Looking at Newegg – they carry the card, and will ship to Australia, but have a terrible after-sales service reputation. Amazon no longer ship physical products to Australia, as a result of the Australian Government’s idiotic decision to impose GST on all imports, down from the previous $1000 threshold. You can buy on the American Amazon store, then use a shipping service to forward it here – but it’s more expensive.

Not the best of situations. Then, I thought about New Zealand – I’d seen a few search results come up with NZ stockists, so I looked at Sapphire’s official distributor page for NZ (there are three official NZ distributors), and found a company which not only had the cheapest price in NZ, but also have an Australian side to the business. I was able to phone the local side, they transferred me internationally, and the NZ salesperson gave me an Australian bank account to pay into – no international funds transfer fees, no expensive phone calls, easy and simple.

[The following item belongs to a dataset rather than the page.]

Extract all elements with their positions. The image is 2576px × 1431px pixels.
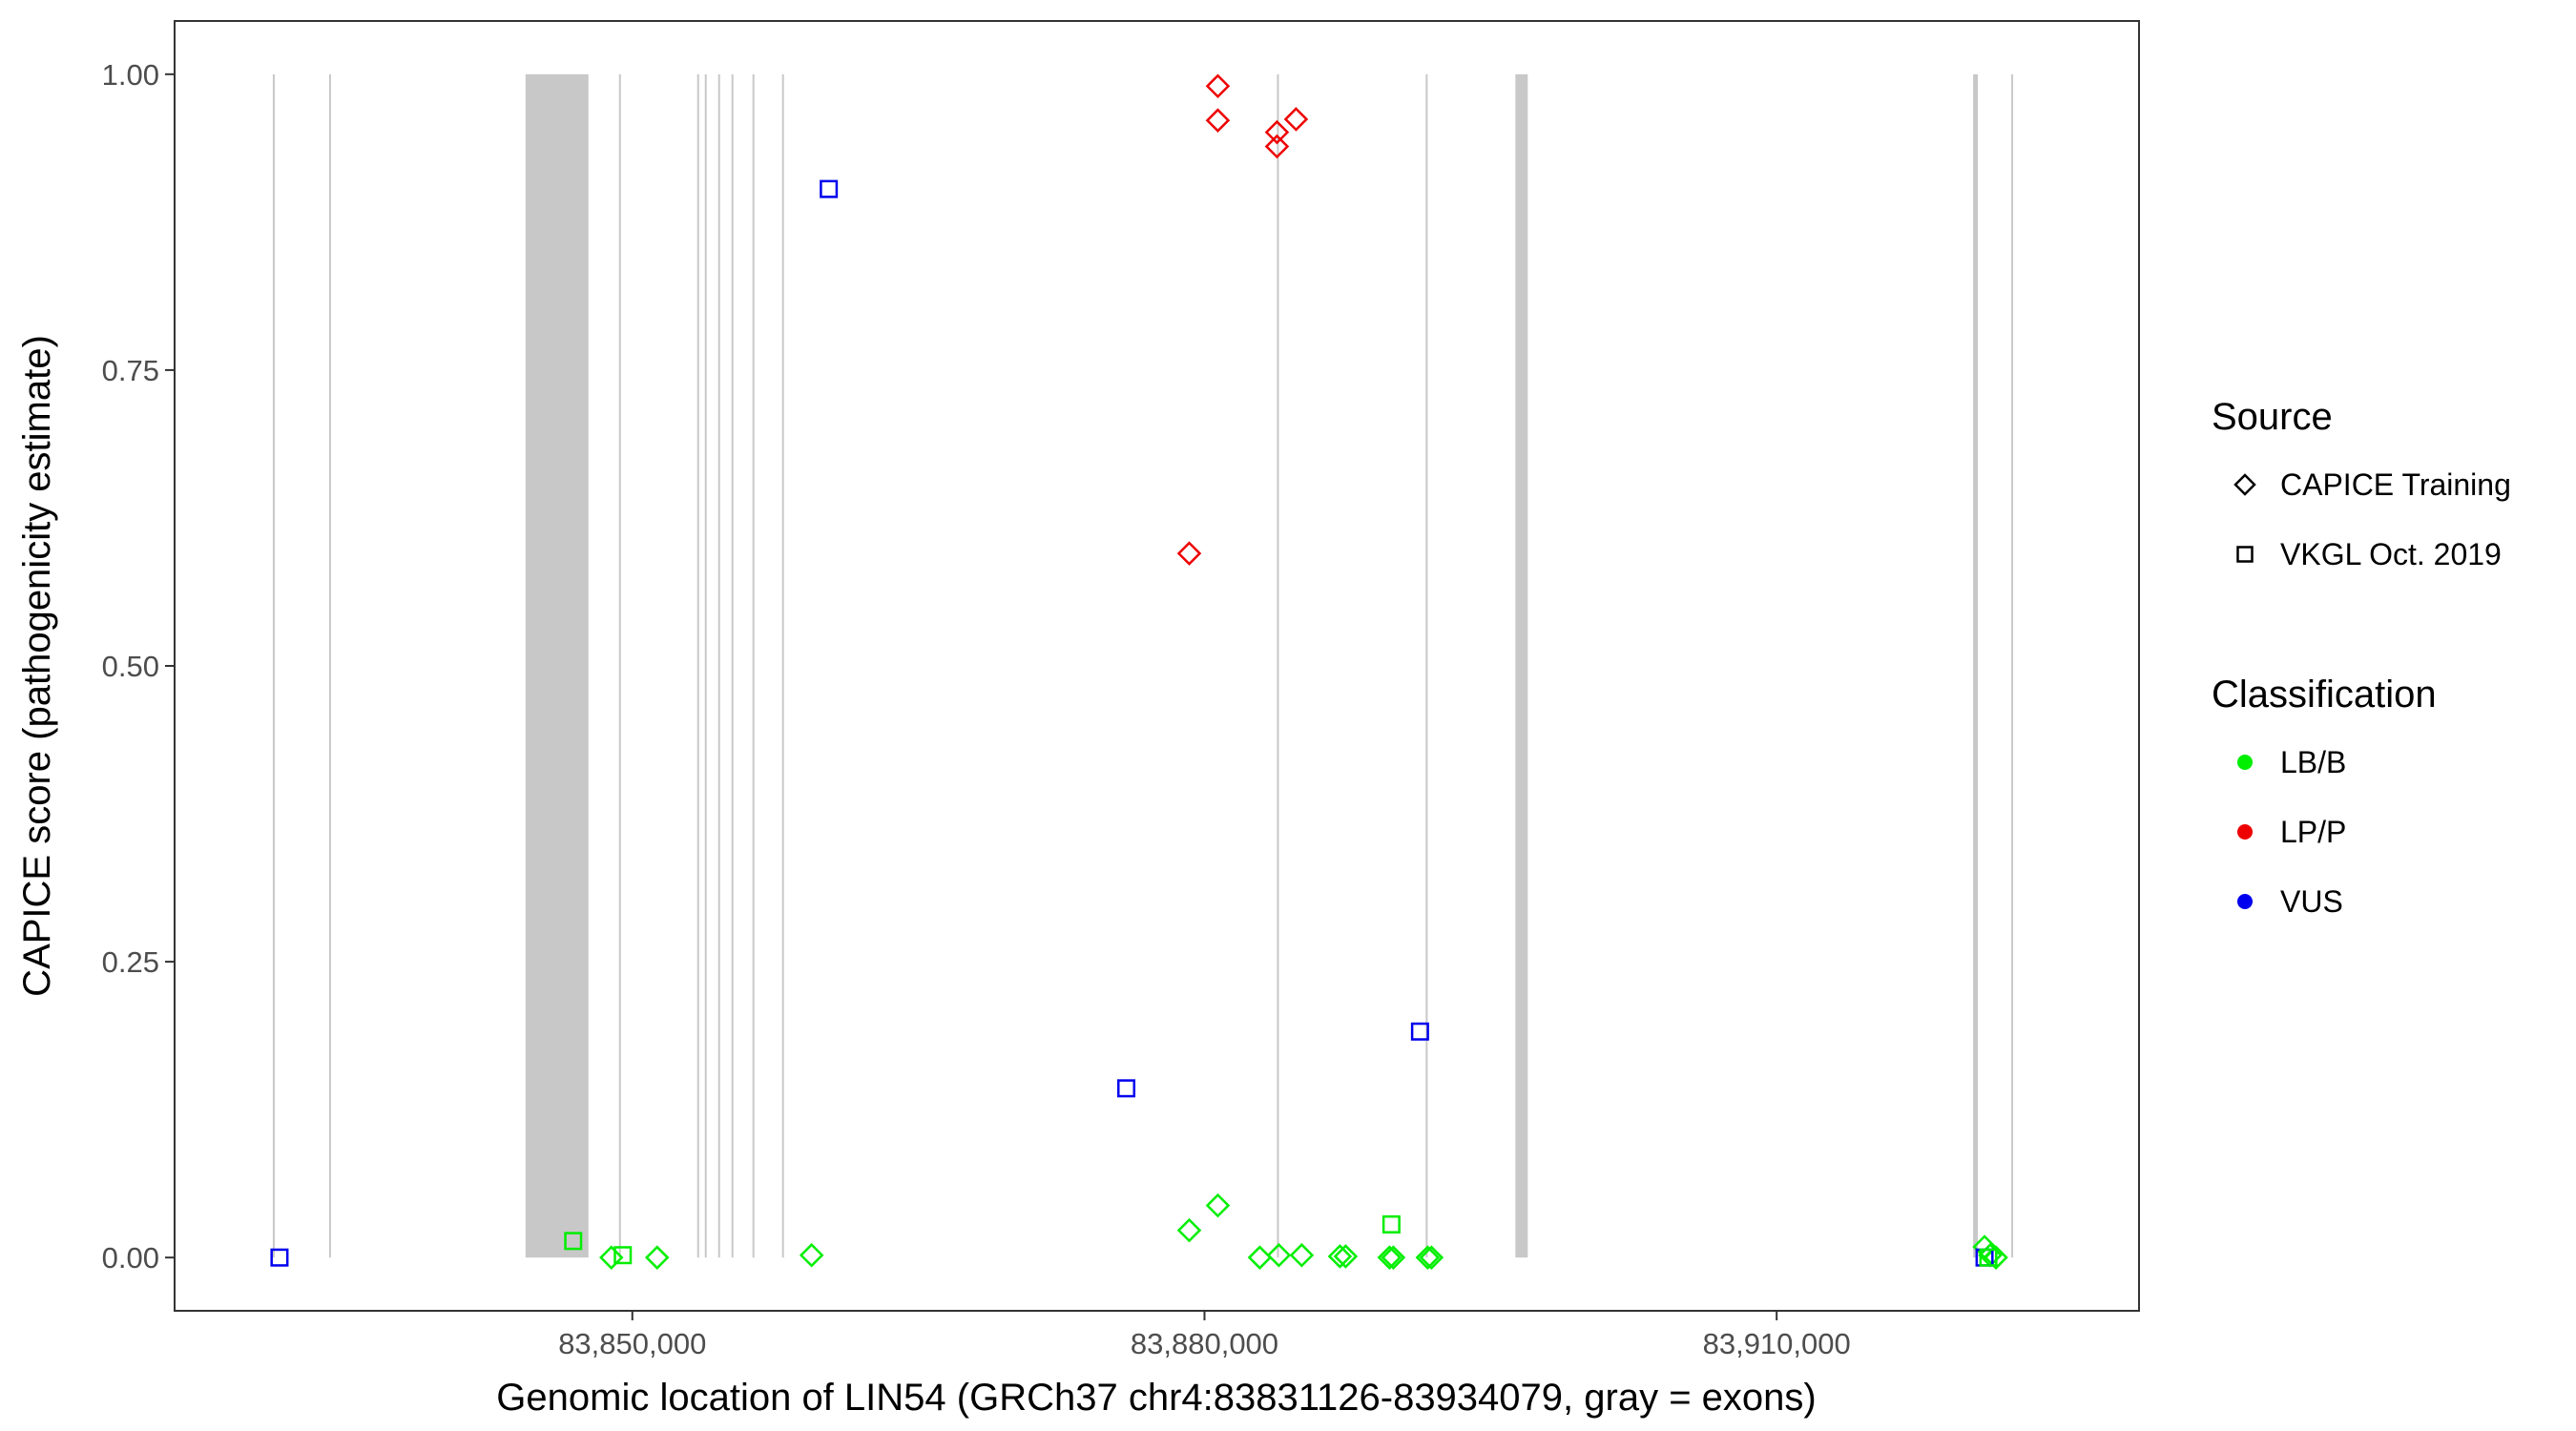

With that sorted, I had to order a special cable to power it, because of course Macs are weird in the way they do things. Cable is on its way from China. Could be here soon, could be here in weeks.

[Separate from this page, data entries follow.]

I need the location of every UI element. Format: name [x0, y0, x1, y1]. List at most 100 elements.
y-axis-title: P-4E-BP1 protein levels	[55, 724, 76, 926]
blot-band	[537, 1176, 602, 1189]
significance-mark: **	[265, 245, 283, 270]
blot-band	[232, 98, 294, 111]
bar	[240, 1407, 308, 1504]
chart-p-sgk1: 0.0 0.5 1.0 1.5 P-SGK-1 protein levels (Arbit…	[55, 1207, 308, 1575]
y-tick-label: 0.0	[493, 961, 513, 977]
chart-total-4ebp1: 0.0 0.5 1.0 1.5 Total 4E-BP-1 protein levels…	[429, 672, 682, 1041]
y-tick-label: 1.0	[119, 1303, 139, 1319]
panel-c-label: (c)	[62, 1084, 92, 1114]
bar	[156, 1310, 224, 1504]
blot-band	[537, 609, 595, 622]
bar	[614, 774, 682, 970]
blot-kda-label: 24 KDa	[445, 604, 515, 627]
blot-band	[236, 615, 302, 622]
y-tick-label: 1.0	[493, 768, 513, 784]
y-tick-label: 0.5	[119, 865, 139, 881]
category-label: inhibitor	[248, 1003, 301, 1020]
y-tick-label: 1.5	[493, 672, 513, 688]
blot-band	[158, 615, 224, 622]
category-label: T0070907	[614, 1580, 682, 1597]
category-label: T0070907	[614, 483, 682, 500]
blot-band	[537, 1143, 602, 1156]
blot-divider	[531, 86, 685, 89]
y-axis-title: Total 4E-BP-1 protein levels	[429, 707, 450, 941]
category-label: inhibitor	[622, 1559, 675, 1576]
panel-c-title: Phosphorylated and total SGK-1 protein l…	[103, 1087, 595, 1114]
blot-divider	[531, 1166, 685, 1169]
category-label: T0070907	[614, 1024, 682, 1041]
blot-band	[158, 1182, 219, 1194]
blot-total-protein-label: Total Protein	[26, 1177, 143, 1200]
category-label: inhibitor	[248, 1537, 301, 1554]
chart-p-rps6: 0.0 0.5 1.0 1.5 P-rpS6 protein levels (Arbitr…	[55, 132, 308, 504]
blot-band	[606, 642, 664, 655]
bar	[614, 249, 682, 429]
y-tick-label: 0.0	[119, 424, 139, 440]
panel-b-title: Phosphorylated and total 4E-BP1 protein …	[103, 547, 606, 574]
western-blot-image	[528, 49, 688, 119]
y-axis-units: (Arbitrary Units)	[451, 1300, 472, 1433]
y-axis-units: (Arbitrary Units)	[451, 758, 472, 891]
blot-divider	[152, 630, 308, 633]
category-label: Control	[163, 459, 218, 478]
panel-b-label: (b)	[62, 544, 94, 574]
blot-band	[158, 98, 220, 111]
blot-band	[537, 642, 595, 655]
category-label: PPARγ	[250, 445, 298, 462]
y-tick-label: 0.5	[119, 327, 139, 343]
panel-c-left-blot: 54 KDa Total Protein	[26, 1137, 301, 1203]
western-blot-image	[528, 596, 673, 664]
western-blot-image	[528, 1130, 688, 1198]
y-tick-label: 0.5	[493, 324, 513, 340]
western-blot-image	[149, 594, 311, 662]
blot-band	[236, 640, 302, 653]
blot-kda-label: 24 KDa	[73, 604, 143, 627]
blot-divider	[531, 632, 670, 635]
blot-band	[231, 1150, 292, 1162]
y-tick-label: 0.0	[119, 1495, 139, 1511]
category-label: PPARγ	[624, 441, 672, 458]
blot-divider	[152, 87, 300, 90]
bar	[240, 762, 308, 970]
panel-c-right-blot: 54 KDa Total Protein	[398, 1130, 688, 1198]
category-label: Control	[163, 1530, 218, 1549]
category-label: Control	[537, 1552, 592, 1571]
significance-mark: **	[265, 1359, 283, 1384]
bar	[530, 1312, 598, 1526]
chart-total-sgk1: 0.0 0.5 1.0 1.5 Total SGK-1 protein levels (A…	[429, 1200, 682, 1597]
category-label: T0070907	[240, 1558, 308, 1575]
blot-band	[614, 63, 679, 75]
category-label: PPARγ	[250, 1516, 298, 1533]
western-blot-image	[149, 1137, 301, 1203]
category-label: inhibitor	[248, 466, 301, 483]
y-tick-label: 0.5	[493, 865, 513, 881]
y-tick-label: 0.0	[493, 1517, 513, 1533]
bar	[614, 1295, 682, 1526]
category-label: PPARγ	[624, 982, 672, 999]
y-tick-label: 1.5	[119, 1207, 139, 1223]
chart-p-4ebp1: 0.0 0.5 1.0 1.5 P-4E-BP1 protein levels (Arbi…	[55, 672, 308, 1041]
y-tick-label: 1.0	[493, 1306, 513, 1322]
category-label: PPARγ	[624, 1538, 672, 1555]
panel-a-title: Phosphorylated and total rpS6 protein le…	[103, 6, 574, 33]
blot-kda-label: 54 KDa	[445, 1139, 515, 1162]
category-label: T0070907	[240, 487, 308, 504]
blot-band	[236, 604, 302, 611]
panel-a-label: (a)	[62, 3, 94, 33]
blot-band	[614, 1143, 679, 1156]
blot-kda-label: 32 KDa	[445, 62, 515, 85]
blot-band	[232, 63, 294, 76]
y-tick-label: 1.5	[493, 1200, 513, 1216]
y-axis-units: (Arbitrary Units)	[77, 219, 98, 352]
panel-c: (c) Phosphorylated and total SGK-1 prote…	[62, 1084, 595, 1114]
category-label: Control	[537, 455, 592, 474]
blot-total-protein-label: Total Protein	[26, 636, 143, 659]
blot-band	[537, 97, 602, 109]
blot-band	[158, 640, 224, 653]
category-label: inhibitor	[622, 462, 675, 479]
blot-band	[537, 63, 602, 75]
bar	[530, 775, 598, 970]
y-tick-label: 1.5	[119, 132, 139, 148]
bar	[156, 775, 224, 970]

So with all that sorted, my machine should have it’s final major upgrade complete. The next thing to think about is getting a bigger, higher resolution monitor, because the new photo management software I’m looking at, looks like garbage on standard-dpi screens.

2018 – Week 26 (VR Residency Week 4)

The final week spent of my residency was spent checking out a bunch of CAD-based VR apps, including in a plugin for SketchUp that allows it to be used in VR.

This culminated in an industry meet & greet event I organised, to get local architects, engineers and fabricators, to come have a look at VR, and see how it could be applied to their industries.

Sadly, we didn’t get much of a turnout, but the library was very happy with it, and the residency in general. So overall, it’s been a great month.

2018 – Week 25 (VR Residency Week 3)

Monday this week saw the final proofs for my 3D VR modelling to 3D printing workflow demonstrated.

First small-scale proof print.

It’s still got all of the support infrastructure attached, which is designed to snap off.

Tuesday, I explored some other VR appliations, Kingspray Graffiti is an astounding example of a great app, with a brilliant tutorial. I also made some updates to the model, and cued up a new print…

Guess I’m coming back the next day…

Wednesday, I went in to the makerspace to check up on my finished print. Everything looked OK, though I waited a few days before taking off any of the support structures:

There’s a little roughness around the glasses, where we’re getting into the limits of the printer’s capabilities, and I lost a tip of the collar, but it’s a pretty solid proof of the process. I may cast it into a clear resin block to protect it.

In addition to picking the work up, I also spent a while chatting to a retireee couple who were looking at the makerspace in my capacity as Artist In Residence. I showed them a bunch of VR stuff, and talked about the possibilities, especially for things like rehab and aged-care.

Wednesday night, I edited a video of working in Kodon:

Thursday was a down day, spent on admin, plus a walk by the river, where I met a very friendly duck. Friday, back in to the makerspace to keep looking around at Kodon. Saturday, I dropped in again, primarily to test a couple of things I couldn’t get to work correctly. I joined Steam, and put a couple of messages on their forums, which seem to be the app’s primary support channel, so we’ll see if that gets us anywhere.